Les Français indiquent la volonté de se retrouver dans une ville française, entre les dirigeants français et la Société civile, la jeunesse, les entrepreneurs et autres artistes africains et de la Diaspora, basée notamment en France, pour échanger, discuter et bâtir l’avenir en commun. Il s’agit, dans cette perspective, de «valoriser le lien unique, humain, qui existe entre la France et le continent africain, qui est, comme le dit le Président Macron, «la part africaine de notre identité française». Les collaborateurs du Président Macron, qui ont échangé hier à l’Elysée, avec un groupe de journalistes venus d’une vingtaine de pays d’Afrique, du Nord et du Sud du Sahara, placent cette innovation dans la continuité du Sommet de Ouagadougou en 2017, notamment avec le dialogue engagé avec les étudiants de l’Université Joseph Ki Zerbo de Ouagadougou.

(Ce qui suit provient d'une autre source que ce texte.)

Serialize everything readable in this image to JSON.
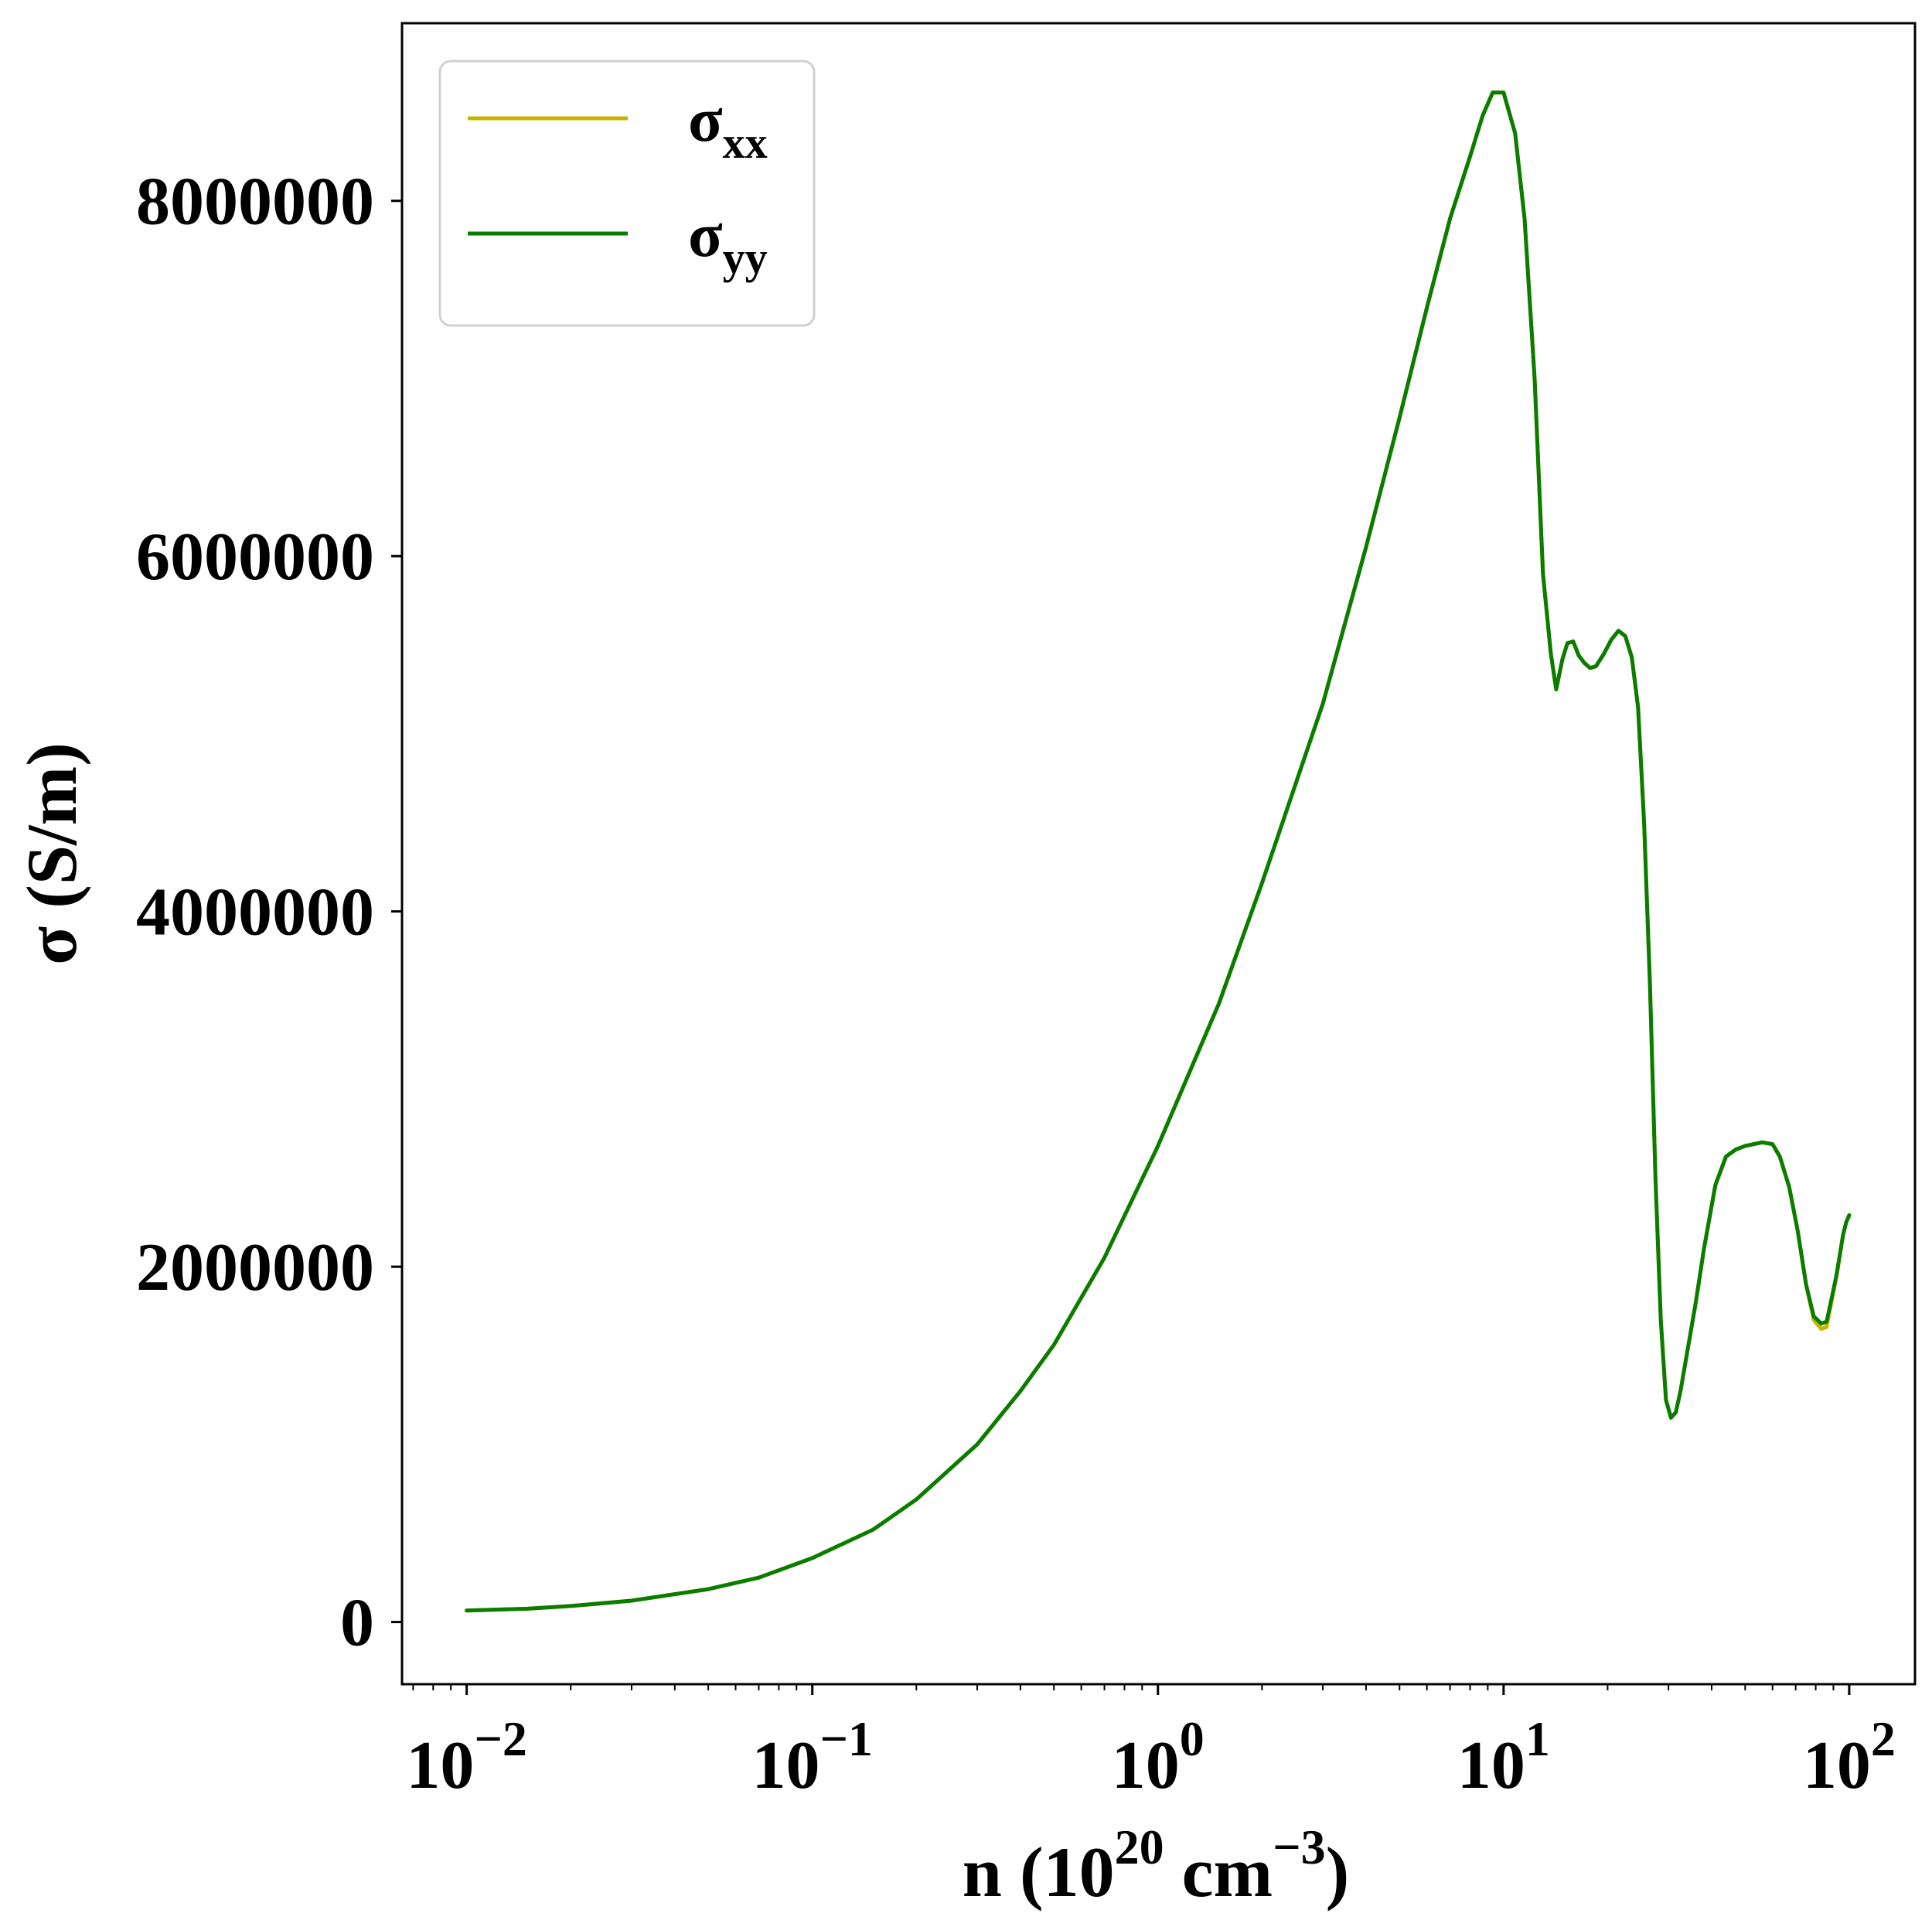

«Le Président Macron était allé parler avec la jeunesse africaine à travers le dialogue avec les étudiants du Burkina Faso. Cette fois-ci, il s’agit d’écouter cette jeunesse et cette Société civile africaine. Car en réalité, ce sont eux qui fondent la base de l’Afrique en devenir», déclarent tous ces collaborateurs de la «cellule africaine», qui parlaient sous le couvert de l’anonymat. Et, dans leur logique, qui est celle de leur patron, le Président Macron, les centres d’intérêt de ce dialogue franco-africain, vont tourner à Montpellier, autour des thématiques ayant trait à l’entreprenariat et l’innovation, aux questions culturelles, dont la plus en vue est celle de la restitution des trésors artistiques africains, aux questions d’enseignement supérieur et de recherche, ainsi qu’à des questions de soutien au sport et aux sportifs.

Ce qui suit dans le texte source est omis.